Por: Juan Moreno
Uno de los mejores trinos de los mejores trinos que he leído dice: “Internet demostró que el problema no estaba en la falta de acceso al conocimiento y la cultura”. Nada más cierto. Lo que hizo la red fue democratizar la torpeza intelectual, descubrir cuánta tontería es capaz de decir la gente y la cantidad de odio y resentimiento que puede acumular un ser humano, siempre tan proclive a ver la paja en el ojo ajeno y no la viga en el propio, como bien dice la sabia sentencia bíblica.
Hace un tiempo, cuando las opiniones no eran tan públicas, teníamos que soportar a los amigos y familiares, o a cualquier desconocido, pontificando sobre lo divino y lo humano, revestidos de autoridad y conocimiento que no había cómo contrastar. Apelaban al famoso “me dijeron”, “me contaron”, y uno se quedaba como “ok, si lo dice este personaje debe ser que así es”. Así se hablaba de religión, de política, de fútbol, la trinidad de temas candentes. Se acababa también con la honra de una persona o una institución y todos tan tranquilos. Nadie iba a averiguar cuál era “la versión del lobo”.

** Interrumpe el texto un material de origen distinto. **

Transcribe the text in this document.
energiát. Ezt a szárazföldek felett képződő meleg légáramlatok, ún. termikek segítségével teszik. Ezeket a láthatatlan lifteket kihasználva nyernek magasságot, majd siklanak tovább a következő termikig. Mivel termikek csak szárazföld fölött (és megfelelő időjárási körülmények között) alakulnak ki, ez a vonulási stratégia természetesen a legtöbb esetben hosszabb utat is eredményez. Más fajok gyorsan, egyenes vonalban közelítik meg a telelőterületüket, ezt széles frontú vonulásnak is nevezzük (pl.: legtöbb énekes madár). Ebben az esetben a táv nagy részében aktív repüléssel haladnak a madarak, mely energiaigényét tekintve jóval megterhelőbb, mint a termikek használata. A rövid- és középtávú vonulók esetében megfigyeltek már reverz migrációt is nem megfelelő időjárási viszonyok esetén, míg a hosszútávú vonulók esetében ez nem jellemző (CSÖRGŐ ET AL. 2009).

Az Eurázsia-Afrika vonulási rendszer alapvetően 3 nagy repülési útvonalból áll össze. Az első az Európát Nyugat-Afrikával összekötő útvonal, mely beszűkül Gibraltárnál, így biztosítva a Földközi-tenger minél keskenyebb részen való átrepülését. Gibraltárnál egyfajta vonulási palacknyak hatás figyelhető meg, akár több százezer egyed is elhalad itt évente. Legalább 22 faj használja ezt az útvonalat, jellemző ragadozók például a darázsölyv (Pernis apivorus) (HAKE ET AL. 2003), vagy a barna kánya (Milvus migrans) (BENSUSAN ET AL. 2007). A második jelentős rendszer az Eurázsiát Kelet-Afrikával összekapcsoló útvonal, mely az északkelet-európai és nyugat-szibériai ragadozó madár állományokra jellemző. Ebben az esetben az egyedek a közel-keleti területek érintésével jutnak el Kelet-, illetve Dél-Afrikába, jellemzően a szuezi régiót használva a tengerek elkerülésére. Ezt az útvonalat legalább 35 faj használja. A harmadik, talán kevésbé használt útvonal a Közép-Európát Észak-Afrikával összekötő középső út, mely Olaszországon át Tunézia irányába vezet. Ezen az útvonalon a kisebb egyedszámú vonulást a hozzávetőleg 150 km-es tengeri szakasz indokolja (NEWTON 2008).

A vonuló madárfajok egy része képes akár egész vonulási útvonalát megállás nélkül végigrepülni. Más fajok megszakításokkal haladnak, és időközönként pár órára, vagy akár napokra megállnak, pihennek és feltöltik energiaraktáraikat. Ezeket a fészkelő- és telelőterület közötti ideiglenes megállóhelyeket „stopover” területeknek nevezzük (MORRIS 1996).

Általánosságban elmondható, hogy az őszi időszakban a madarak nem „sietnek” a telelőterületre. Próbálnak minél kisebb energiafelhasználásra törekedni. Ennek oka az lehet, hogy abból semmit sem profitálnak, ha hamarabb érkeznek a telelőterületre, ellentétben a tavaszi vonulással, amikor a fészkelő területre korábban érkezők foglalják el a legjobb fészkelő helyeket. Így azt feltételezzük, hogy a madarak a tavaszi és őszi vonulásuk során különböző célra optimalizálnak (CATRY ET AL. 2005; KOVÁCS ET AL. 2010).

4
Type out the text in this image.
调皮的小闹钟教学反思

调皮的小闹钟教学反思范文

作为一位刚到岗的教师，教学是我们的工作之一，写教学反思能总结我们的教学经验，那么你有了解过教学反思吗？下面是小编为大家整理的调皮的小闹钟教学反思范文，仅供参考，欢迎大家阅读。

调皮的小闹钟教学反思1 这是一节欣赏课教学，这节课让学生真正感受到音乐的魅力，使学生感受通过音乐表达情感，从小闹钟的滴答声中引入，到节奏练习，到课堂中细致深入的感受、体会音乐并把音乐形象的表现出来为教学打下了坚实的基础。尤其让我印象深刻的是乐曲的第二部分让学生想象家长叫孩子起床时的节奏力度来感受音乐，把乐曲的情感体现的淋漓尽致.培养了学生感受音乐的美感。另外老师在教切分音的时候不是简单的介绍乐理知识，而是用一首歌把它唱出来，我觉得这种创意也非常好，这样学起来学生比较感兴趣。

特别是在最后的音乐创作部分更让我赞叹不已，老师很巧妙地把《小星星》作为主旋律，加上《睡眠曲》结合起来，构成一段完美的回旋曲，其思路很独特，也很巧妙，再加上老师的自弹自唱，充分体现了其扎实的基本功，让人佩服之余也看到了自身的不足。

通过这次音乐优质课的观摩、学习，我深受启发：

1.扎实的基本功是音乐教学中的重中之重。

Mientras internet se consolidaba, en los primeros diez años, hubo posibilidad de acceder a un saber amplio, casi que sin restricciones. Ahí se subían verdaderas fuentes de conocimiento, todos los medios estaban a disposición del público y comenzaban a surgir las enciclopedias virtuales. Cuando comenzó la era del internet 2.0 o interactivo, a la gente se le dio la oportunidad ya no solo de recibir información sino de aportarla, de ayudar a construir una sociedad en línea que tal vez, como la maldita pandemia, “nos iba a convertir en mejores seres humanos”. Puro y físico humo, publicidad engañosa.
Primero, fueron llegando las redes sociales y ahí cada quien podría expresarse a su libre albedrío. Mamita querida, lo que hubo que aguantar. Gente que sabía de todo un poco, que hablaba de esto o aquello, que ponía información a cuál más disparatada, que se iba en contra de quien no estuviera en su orilla política, que hacía eco de teorías de la conspiración que no se cree ni un niño de tres años y, sobre todo, que opinaba sin ningún criterio, sin formación, solo de oídas.
Las redes se convirtieron entonces en un inmenso bar donde la gente sufre de verborrea sin control al son que se toma unos tragos y pierde la capacidad de autocrítica. Primero Facebook, luego YouTube con los influencers sin censura haciendo payasadas y ridículos astronómicos y la cereza al pastel, Twitter y su desmesura nauseabunda, donde en 140 caracteres queda en evidencia lo más podrido de la condición humana.
Como un mal necesario, esta red produce una especie de adicción en la que es inevitable caer para darse cuenta de hasta dónde puede llegar un ser humano parapetado tras una pantalla o un teclado y con ganas de ver arder el mundo. La gente ahí sabe de todo, para todo tiene una opinión, todo lo contesta, sienta cátedra de política, fútbol y religión, como no. Se victimiza, asume los ismos, las fobias y las filias, y lo más bonito, destila todo el odio que le sea posible. Todos quedan como imbéciles, como una subespecie tarada de odiadores a sueldo en donde cualquiera impone su opinión a trinazos y cazando peleas de matones de barrio.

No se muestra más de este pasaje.